Estate Planning Isn’t Just For the Elderly

Rincker Law Estate Planning, Food & Ag Law Leave a Comment

I was excited to see Julie Patterson and her beautiful family on the cover of the American Agriculturalist last week. You may recall that I am the Founding Member of New York Agri-Women. Julie was instrumental in helping get the organization off the ground. Patterson Farms, by the way, has its estate/succession plan in order. Just ask Julie.

Let’s face it.  Estate planning is easy to push off.  What’s another week… another month… another year… another five years… After all, I’m healthy.  My spouse is healthy.  We don’t have kids.  We don’t have a lot of assets.  I don’t care if what-little-I-do-have follows the rules of intestacy (i.e., the “default rules” if you die without a Last Will and Testament) in my state.  I cannot afford to pay an attorney for a fancy estate plan- maybe next year after I get that raise… or maybe the year after that (after I take my wife to Hawaii like I have been promising…).

I get it.  It’s easy to put off.
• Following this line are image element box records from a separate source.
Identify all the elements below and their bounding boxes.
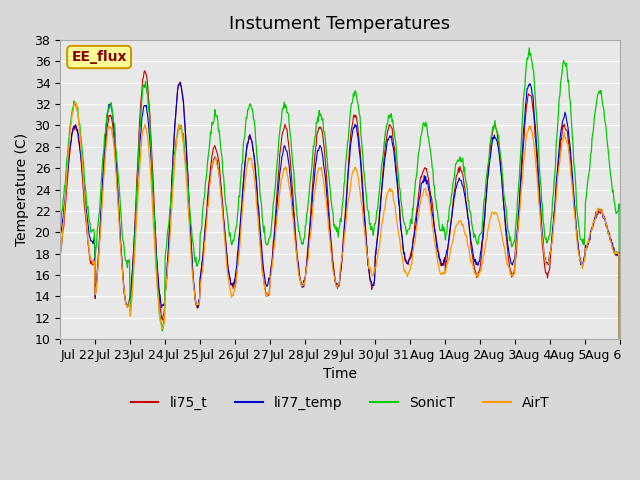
li75_t [56,251,64,257]
Title: Instument Temperatures: Instument Temperatures [229,15,451,33]
Line: SonicT: SonicT [60,48,620,446]
SonicT [122,258,130,264]
AirT [430,232,438,238]
li75_t [225,274,233,280]
li77_temp [399,237,406,243]
SonicT [429,168,437,173]
SonicT [225,225,232,230]
li77_temp [225,273,233,278]
SonicT [253,145,260,151]
AirT [225,283,233,289]
AirT [616,443,623,448]
SonicT [56,227,64,232]
li75_t [253,192,261,197]
SonicT [525,45,533,51]
AirT [56,252,64,258]
SonicT [274,154,282,159]
AirT [72,100,79,106]
li77_temp [176,80,184,85]
li77_temp [253,188,261,193]
li75_t [275,171,282,177]
X-axis label: Time: Time [323,367,357,381]
li77_temp [430,220,438,226]
Y-axis label: Temperature (C): Temperature (C) [15,133,29,246]
li77_temp [56,231,64,237]
AirT [123,302,131,308]
li75_t [616,443,623,448]
AirT [399,255,406,261]
AirT [253,207,261,213]
li75_t [122,300,130,306]
AirT [275,205,282,211]
Text: EE_flux: EE_flux [71,50,127,64]
li75_t [399,235,406,241]
Legend: li75_t, li77_temp, SonicT, AirT: li75_t, li77_temp, SonicT, AirT [125,391,555,416]
li77_temp [616,444,623,450]
SonicT [616,443,623,449]
SonicT [398,202,406,207]
Line: AirT: AirT [60,103,620,445]
Line: li77_temp: li77_temp [60,83,620,447]
li75_t [141,68,148,73]
li77_temp [275,187,282,192]
Line: li75_t: li75_t [60,71,620,445]
li77_temp [122,300,130,306]
li75_t [430,217,438,223]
It’s hard to feel a sense of urgency when it comes to estate planning.  Plus, who wants to be all doom and gloom all the time– it’s much easier to have a positive attitude that we are all going to live long, prosperous lives…. Estate planning is for the elderly or for the ultra-rich.  But it’s not for me (or at least not right now).
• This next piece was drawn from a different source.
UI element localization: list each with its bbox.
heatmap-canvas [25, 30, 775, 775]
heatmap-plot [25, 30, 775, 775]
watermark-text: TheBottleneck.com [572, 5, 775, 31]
However, I urge you to change your attitude.  Even though someone who is over the age of retirement may be in a better financial position to hire an estate planning lawyer, a much younger person/couple with a significantly smaller estate may have a greater need for an estate plan.  In the words of Neil Harl in Farm Estate & Business Planning:

“[a] young couple with minor children is generally least able to afford a breakup of property interests among heirs, the complications of property ownership by minors and erosion of family capital to pay debts and estate settlement costs in addition to ownership interests in a family business that are likely to pass to their off-farm brothers and sisters.”
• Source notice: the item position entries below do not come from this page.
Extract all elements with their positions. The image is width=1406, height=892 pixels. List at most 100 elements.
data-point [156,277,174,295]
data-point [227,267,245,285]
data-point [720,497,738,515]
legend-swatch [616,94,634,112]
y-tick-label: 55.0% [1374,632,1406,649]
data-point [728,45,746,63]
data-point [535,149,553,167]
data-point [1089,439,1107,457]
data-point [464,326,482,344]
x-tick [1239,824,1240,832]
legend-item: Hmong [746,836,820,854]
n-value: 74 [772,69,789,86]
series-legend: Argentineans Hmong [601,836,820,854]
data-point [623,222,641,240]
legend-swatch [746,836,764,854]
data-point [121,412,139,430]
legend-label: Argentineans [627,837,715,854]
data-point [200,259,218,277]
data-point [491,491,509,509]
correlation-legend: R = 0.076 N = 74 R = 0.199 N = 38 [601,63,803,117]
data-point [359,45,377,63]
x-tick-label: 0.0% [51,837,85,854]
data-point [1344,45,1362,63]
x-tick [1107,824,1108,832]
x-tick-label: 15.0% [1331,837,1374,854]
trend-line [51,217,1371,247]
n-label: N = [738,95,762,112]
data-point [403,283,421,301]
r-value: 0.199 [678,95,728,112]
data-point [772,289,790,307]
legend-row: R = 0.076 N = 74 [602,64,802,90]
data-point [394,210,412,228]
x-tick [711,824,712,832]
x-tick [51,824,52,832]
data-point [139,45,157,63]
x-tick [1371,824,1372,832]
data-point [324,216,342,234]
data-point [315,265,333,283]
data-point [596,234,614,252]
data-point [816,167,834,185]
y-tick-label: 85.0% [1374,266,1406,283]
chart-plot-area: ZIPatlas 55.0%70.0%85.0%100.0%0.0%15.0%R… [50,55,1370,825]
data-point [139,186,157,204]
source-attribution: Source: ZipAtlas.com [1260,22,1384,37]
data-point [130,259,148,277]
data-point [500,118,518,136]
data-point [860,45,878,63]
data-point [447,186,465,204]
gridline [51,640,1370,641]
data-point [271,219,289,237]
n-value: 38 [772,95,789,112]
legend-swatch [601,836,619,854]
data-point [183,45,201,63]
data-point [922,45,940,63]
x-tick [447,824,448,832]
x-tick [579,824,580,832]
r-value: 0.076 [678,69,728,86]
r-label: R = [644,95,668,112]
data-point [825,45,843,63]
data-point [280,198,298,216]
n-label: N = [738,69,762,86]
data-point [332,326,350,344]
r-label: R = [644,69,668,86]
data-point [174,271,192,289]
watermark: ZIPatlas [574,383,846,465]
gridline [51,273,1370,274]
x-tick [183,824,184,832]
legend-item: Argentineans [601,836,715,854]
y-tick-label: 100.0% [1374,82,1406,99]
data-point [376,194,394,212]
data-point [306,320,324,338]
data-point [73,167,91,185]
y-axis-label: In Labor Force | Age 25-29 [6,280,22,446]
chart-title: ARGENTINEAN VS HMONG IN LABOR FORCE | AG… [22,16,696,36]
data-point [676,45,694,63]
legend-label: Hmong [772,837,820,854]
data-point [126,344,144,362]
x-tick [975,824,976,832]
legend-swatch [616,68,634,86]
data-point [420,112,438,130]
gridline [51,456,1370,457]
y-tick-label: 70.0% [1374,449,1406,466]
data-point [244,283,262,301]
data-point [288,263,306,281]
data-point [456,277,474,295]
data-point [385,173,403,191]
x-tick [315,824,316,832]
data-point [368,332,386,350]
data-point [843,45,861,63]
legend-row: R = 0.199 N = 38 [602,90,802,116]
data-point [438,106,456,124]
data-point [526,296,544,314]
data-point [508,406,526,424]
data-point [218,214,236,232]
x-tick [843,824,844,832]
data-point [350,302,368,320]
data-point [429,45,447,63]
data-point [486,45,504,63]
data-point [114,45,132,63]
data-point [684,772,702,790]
So let’s not wait another week…another month… another year or five years.  I urge farm and ranch families across the country to speak to an attorney licensed in your jurisdiction about your estate planning needs.  It’s not just for the elderly or ultra-rich.  Estate planning is not something you want to think about on your death bed.  It’s a life-long process that will morph along with the changes that life brings.  If you have an estate plan, please revisit it every few years or when there is a major life event (e.g., marriage, divorce, children, selling/buying major assets).